DNSChanger, a piece of malware that re-routed vast swaths of Internet traffic through rogue DNS servers after users became infected, was shut down by the FBI late last year. But since simply shutting down the servers altogether would’ve ‘broken’ many hundreds of thousands of computers still infected – rendering it difficult for them to get help via the Internet – the FBI and ISC orchestrated a temporary fix, which is set to end on June 9th. The temporary fix would allow infected computers to stay connected, but that’s coming to a close. Now Google has rolled out a program where users will be notified that “you might be infected” when they try to use Google and they detect your computer trying to reach the temporary DNS servers. But is it possible to have your computer only ‘halfway fixed?’

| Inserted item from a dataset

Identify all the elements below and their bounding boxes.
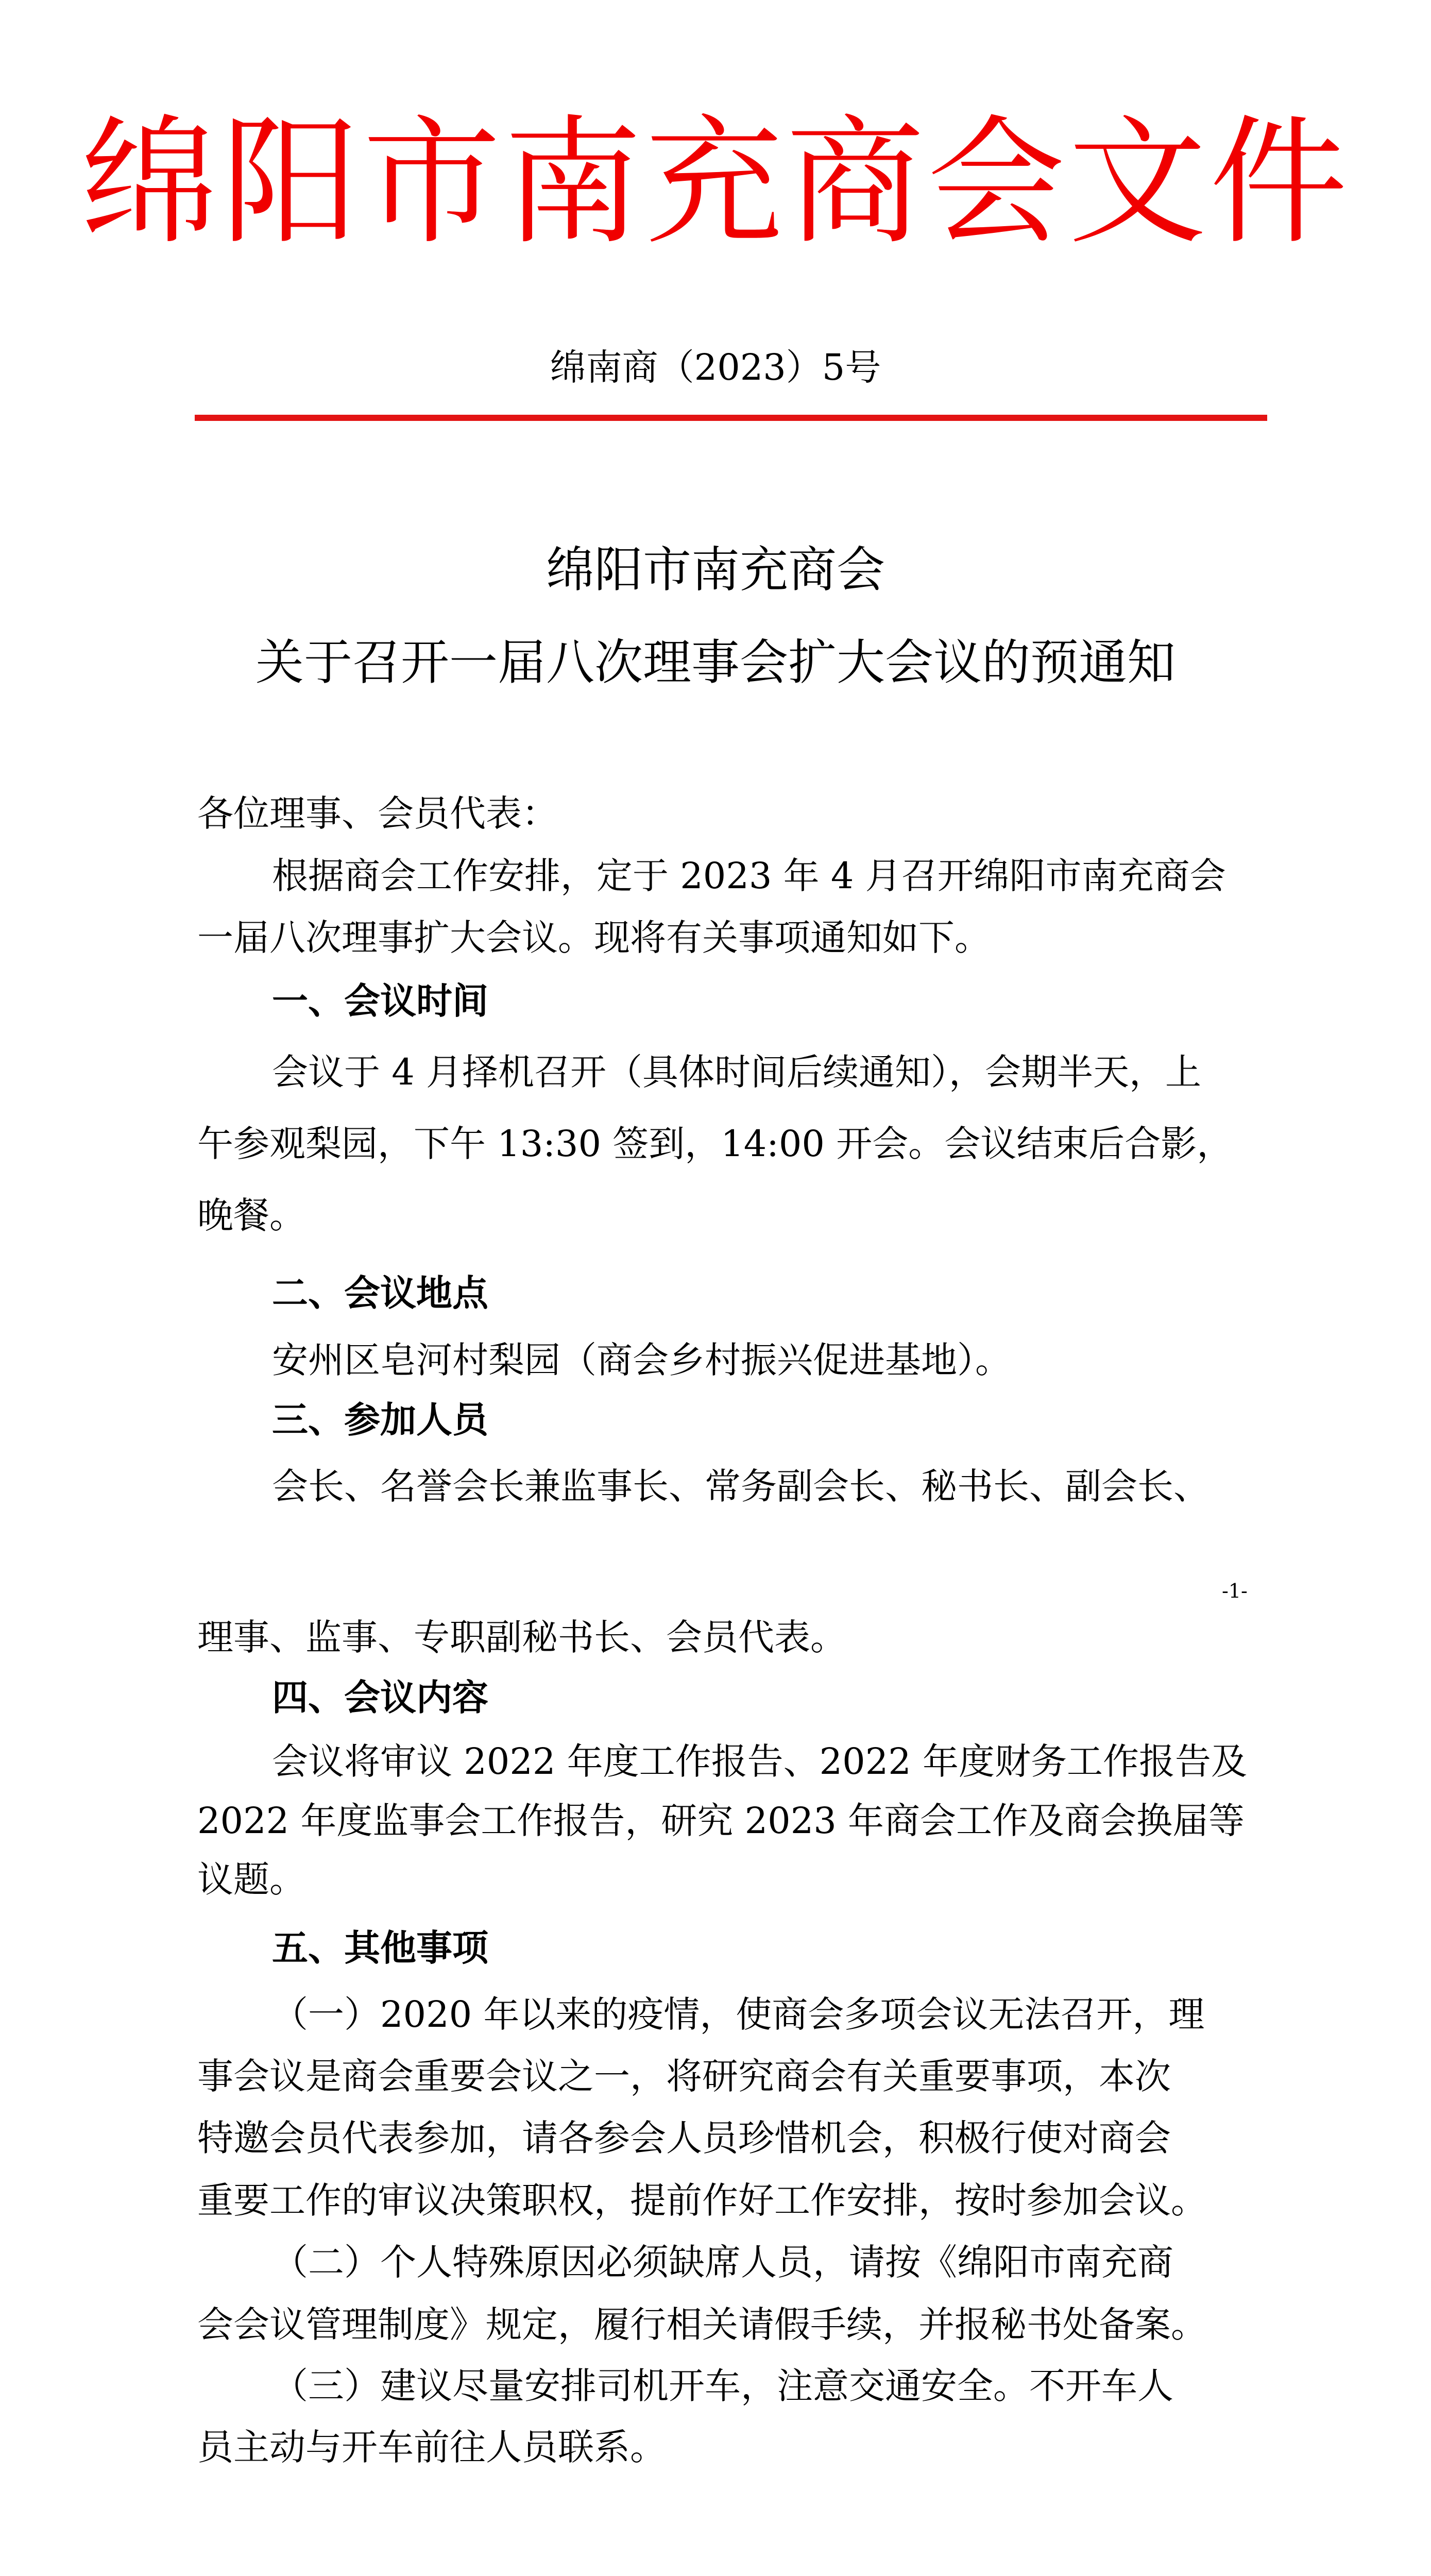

If, for example, you used a tool to remove the malware, would it necessarily restore the DNS settings you had before the infection, or would it just eliminate the infection and still leave your traffic re-directing to the soon-to-be-closed temporary DNS servers? If you want to check, you can open up your network interface settings (wired and/or wireless) and look at your DNS settings. While your Operating System may be different, on Windows 7 you can check it by viewing the Properties tab for your interface like:

Then selecting IPv4 Properties from the next dialog box like:

Here you’ll see a tab for DNS settings like:

Usually this means you’re okay, and that your DNS is getting its settings from your router/switch/access point, and you should be fine, except that DNSChanger has also been noted to modify the settings on router/switch/access points, so even though your computer may not be telling you to visit rogue places, your router still may. We check if this is the case by opening up a command prompt (Windows 7: Start button -> Search programs and files -> type “cmd” and hit Enter) and tracing the network up to a known good host, in this example we’ll check www.google.com by typing ‘tracert www.google.com’ like:

Notice my connection makes a few hops before getting to the Internet, as you can see by the IP addresses starting with 192.168. – a non-publicly-routable address. Yours might vary a bit here, but 192.168.x.x addresses are very common on internal networks, as are 172.x.x.x and 10.x.x.x networks, so those are normal. Also you can see the last line telling you it hopped directly from my internal DNS servers on my routers to Google’s website. You can verify this by typing 74.125.224.144 (or whatever yours says, it will probably be different) directly into your browser and seeing if you see www.google.com, you should. If, on the other hand, you see any of the following ranges of IP’s while using tracert:

  • 77.67.83.1 – 77.67.83.254
  • 85.255.112.1 – 85.255.127.254
  • 67.210.0.1 – 67.210.15.254
  • 93.188.160.1 – 93.188.167.254
  • 213.109.64.1 – 213.109.79.254
  • 64.28.176.1 – 64.28.191.254

You’ve got problems and need to fix your computer/router. If your router has been compromised, the damage can be more far-reaching, because then all the computers (including mobile devices which are Wi-Fi enabled) on this network will point to servers which soon won’t work, because your local DNS is directing them to places it shouldn’t. Don’t worry, there’s still time to fix it now that you know, but don’t wait, you’ll have to get it fixed before the June 9th cutoff, or devices on your network won’t be able to reach vast swaths of the Internet, making it difficult to get help online.